Stimson nodded, stealing a quick glance at his counterpart in the CIA. “What Barton said before about a replacement for Easton has to be the first priority. But there is no one present in our active files who fills the necessary criteria and who we can afford to label expendable.”

“That puts us back at square one,” muttered the President, his voice laced with frustration.

“Not exactly.” Stimson paused. “I suggest recalling someone from the inactive list.”

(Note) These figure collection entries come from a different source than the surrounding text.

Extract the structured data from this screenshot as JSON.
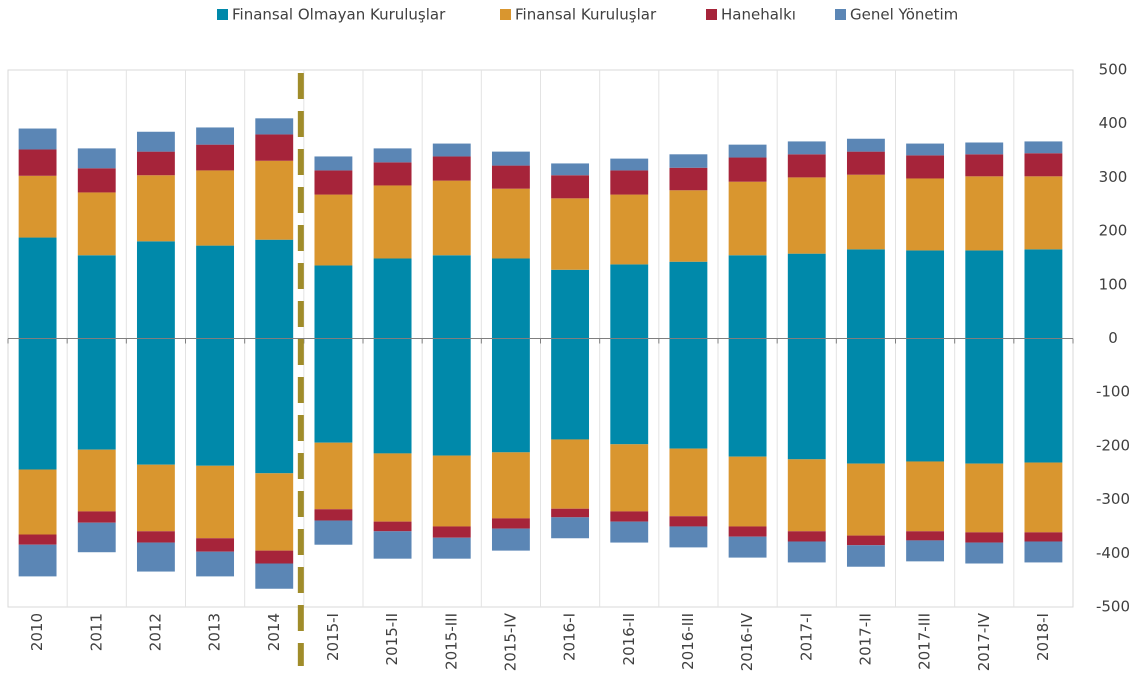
{
  "chart_data": {
    "type": "bar",
    "stacked": true,
    "categories": [
      "2010",
      "2011",
      "2012",
      "2013",
      "2014",
      "2015-I",
      "2015-II",
      "2015-III",
      "2015-IV",
      "2016-I",
      "2016-II",
      "2016-III",
      "2016-IV",
      "2017-I",
      "2017-II",
      "2017-III",
      "2017-IV",
      "2018-I"
    ],
    "series": [
      {
        "name": "Finansal Olmayan Kuruluşlar",
        "color": "#0089aa",
        "values": [
          188,
          155,
          181,
          173,
          184,
          136,
          149,
          155,
          149,
          128,
          138,
          143,
          155,
          158,
          166,
          164,
          164,
          166
        ],
        "negative_values": [
          -244,
          -207,
          -235,
          -237,
          -251,
          -194,
          -214,
          -218,
          -212,
          -188,
          -197,
          -205,
          -220,
          -225,
          -233,
          -229,
          -233,
          -231
        ]
      },
      {
        "name": "Finansal Kuruluşlar",
        "color": "#d9962f",
        "values": [
          115,
          117,
          123,
          140,
          147,
          132,
          136,
          139,
          130,
          133,
          130,
          133,
          137,
          142,
          139,
          134,
          138,
          136
        ],
        "negative_values": [
          -121,
          -115,
          -124,
          -135,
          -144,
          -124,
          -127,
          -132,
          -123,
          -129,
          -125,
          -126,
          -130,
          -134,
          -134,
          -130,
          -128,
          -130
        ]
      },
      {
        "name": "Hanehalkı",
        "color": "#a6243a",
        "values": [
          49,
          45,
          44,
          48,
          49,
          45,
          43,
          45,
          43,
          43,
          45,
          42,
          45,
          43,
          43,
          43,
          41,
          43
        ],
        "negative_values": [
          -19,
          -21,
          -21,
          -25,
          -24,
          -21,
          -18,
          -21,
          -19,
          -16,
          -19,
          -19,
          -19,
          -19,
          -18,
          -17,
          -19,
          -17
        ]
      },
      {
        "name": "Genel Yönetim",
        "color": "#5b86b5",
        "values": [
          39,
          37,
          37,
          32,
          30,
          26,
          26,
          24,
          26,
          22,
          22,
          25,
          24,
          24,
          24,
          22,
          22,
          22
        ],
        "negative_values": [
          -59,
          -55,
          -54,
          -46,
          -47,
          -45,
          -51,
          -39,
          -41,
          -39,
          -39,
          -39,
          -39,
          -39,
          -40,
          -39,
          -39,
          -39
        ]
      }
    ],
    "ylim": [
      -500,
      500
    ],
    "yticks": [
      -500,
      -400,
      -300,
      -200,
      -100,
      0,
      100,
      200,
      300,
      400,
      500
    ],
    "y_axis_side": "right",
    "legend": "top"
  }
}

“Recalling who?” McCall asked suspiciously.

Stimson didn’t hesitate. “Blaine McCracken.”

“Now, hold on just a min—”

“I’ve thought this thing out.” Stimson’s voice prevailed over McCall’s. “McCracken’s not only the perfect man for the job, he’s also … expendable.”

“With good reason,” McCall snapped.

“McCracken,” said the President. “Don’t think I’ve ever heard of him.”

“Consider yourself fortunate,” McCall went on. “McCracken’s a rogue, a rebel, a deviant son of a bitch who—”

“Has always had a knack for successfully completing missions,” Stimson broke in.

“Always on his own terms and always with complications.”